Apesar de tímido, o aumento no faturamento tem relação com o estreitamento da relação entre lojas e indústrias do setor

Por O Dia

Empresários na entrevista coletiva que abriu a Super Rio Expofood
Empresários na entrevista coletiva que abriu a Super Rio Expofood -

O setor supermercadista do estado do Rio registrou faturamento de R$ 39,3 bilhões em 2018. O resultado representa crescimento de 1% em relação a 2017, segundo dados da Associação de Supermercados do Estado do Rio de Janeiro (ASSERJ). Apesar de tímido, o aumento foi saudado pelos empresários na entrevista coletiva que abriu a 31ª edição da Super Rio Expofood. O evento, que reúne as maiores marcas do varejo nacional, vai até amanhã, no Riocentro, na Barra.
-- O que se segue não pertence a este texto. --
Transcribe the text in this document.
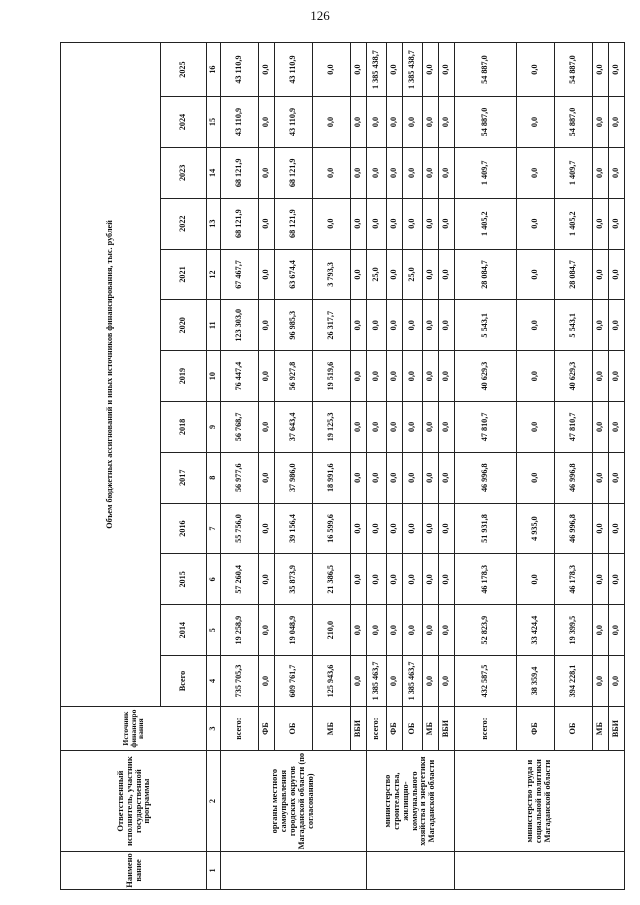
126
Наименование	Ответственный исполнитель, участник государственной программы	Источник финансирования	Объем бюджетных ассигнований и иных источников финансирования, тыс. рублей												
			Всего	2014	2015	2016	2017	2018	2019	2020	2021	2022	2023	2024	2025
1	2	3	4	5	6	7	8	9	10	11	12	13	14	15	16
	органы местного самоуправления городских округов Магаданской области (по согласованию)	всего:	735 705,3	19 258,9	57 260,4	55 756,0	56 977,6	56 768,7	76 447,4	123 303,0	67 467,7	68 121,9	68 121,9	43 110,9	43 110,9
		ФБ	0,0	0,0	0,0	0,0	0,0	0,0	0,0	0,0	0,0	0,0	0,0	0,0	0,0
		ОБ	609 761,7	19 048,9	35 873,9	39 156,4	37 986,0	37 643,4	56 927,8	96 985,3	63 674,4	68 121,9	68 121,9	43 110,9	43 110,9
		МБ	125 943,6	210,0	21 386,5	16 599,6	18 991,6	19 125,3	19 519,6	26 317,7	3 793,3	0,0	0,0	0,0	0,0
		ВБИ	0,0	0,0	0,0	0,0	0,0	0,0	0,0	0,0	0,0	0,0	0,0	0,0	0,0
	министерство строительства, жилищно-коммунального хозяйства и энергетики Магаданской области	всего:	1 385 463,7	0,0	0,0	0,0	0,0	0,0	0,0	0,0	25,0	0,0	0,0	0,0	1 385 438,7
		ФБ	0,0	0,0	0,0	0,0	0,0	0,0	0,0	0,0	0,0	0,0	0,0	0,0	0,0
		ОБ	1 385 463,7	0,0	0,0	0,0	0,0	0,0	0,0	0,0	25,0	0,0	0,0	0,0	1 385 438,7
		МБ	0,0	0,0	0,0	0,0	0,0	0,0	0,0	0,0	0,0	0,0	0,0	0,0	0,0
		ВБИ	0,0	0,0	0,0	0,0	0,0	0,0	0,0	0,0	0,0	0,0	0,0	0,0	0,0
	министерство труда и социальной политики Магаданской области	всего:	432 587,5	52 823,9	46 178,3	51 931,8	46 996,8	47 810,7	40 629,3	5 543,1	28 084,7	1 405,2	1 409,7	54 887,0	54 887,0
		ФБ	38 359,4	33 424,4	0,0	4 935,0	0,0	0,0	0,0	0,0	0,0	0,0	0,0	0,0	0,0
		ОБ	394 228,1	19 399,5	46 178,3	46 996,8	46 996,8	47 810,7	40 629,3	5 543,1	28 084,7	1 405,2	1 409,7	54 887,0	54 887,0
		МБ	0,0	0,0	0,0	0,0	0,0	0,0	0,0	0,0	0,0	0,0	0,0	0,0	0,0
		ВБИ	0,0	0,0	0,0	0,0	0,0	0,0	0,0	0,0	0,0	0,0	0,0	0,0	0,0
Na coletiva, a Asserj divulgou ainda que o estado do Rio terminou 2018 com 4.864 mil lojas, que representaram 11% do faturamento nacional. Em relação aos empregos, foram registrados 184.711 mil empregos diretos no Rio — 1.792 a mais do que o verificado em 2017.

Para Fábio Queiróz, presidente da Asserj e vice-presidente da Associação Brasileira de Supermercados, o estreitamento das parcerias entre supermercados e indústrias é um dos fatores que proporcionaram a resiliência do segmento supermercadista.

"A estabilidade política a nível nacional e estadual, a tendência de crescimento da economia do país e uma maior atenção do poder público estadual em relação ao problema da segurança pública contribuíram para trazer mais confiança para o consumidor e para o empresário", destacou Queiróz.

No plano nacional, a Associação Brasileira de Supermercados (Abras) divulgou um faturamento total de R$ 355,7 bilhões em todo o país em 2018. A cifra representou 0,7% de crescimento na comparação com 2017, de acordo com a 42ª edição do 'Ranking Abras', elaborado em parceria com a Nielsen. O resultado representa 5,2% do Produto Interno Bruto (PIB).

DESAFIOS NO VAREJO

Durante a entrevista, Fábio Queiróz comentou que os principais desafios do setor se referem aos avanços tecnológicos. "Os empresários precisam cada vez mais ter pessoas qualificadas em suas lojas para que sejam oferecidos novos formatos e experiências de compra ao consumidor, que está cada vez mais exigente", disse.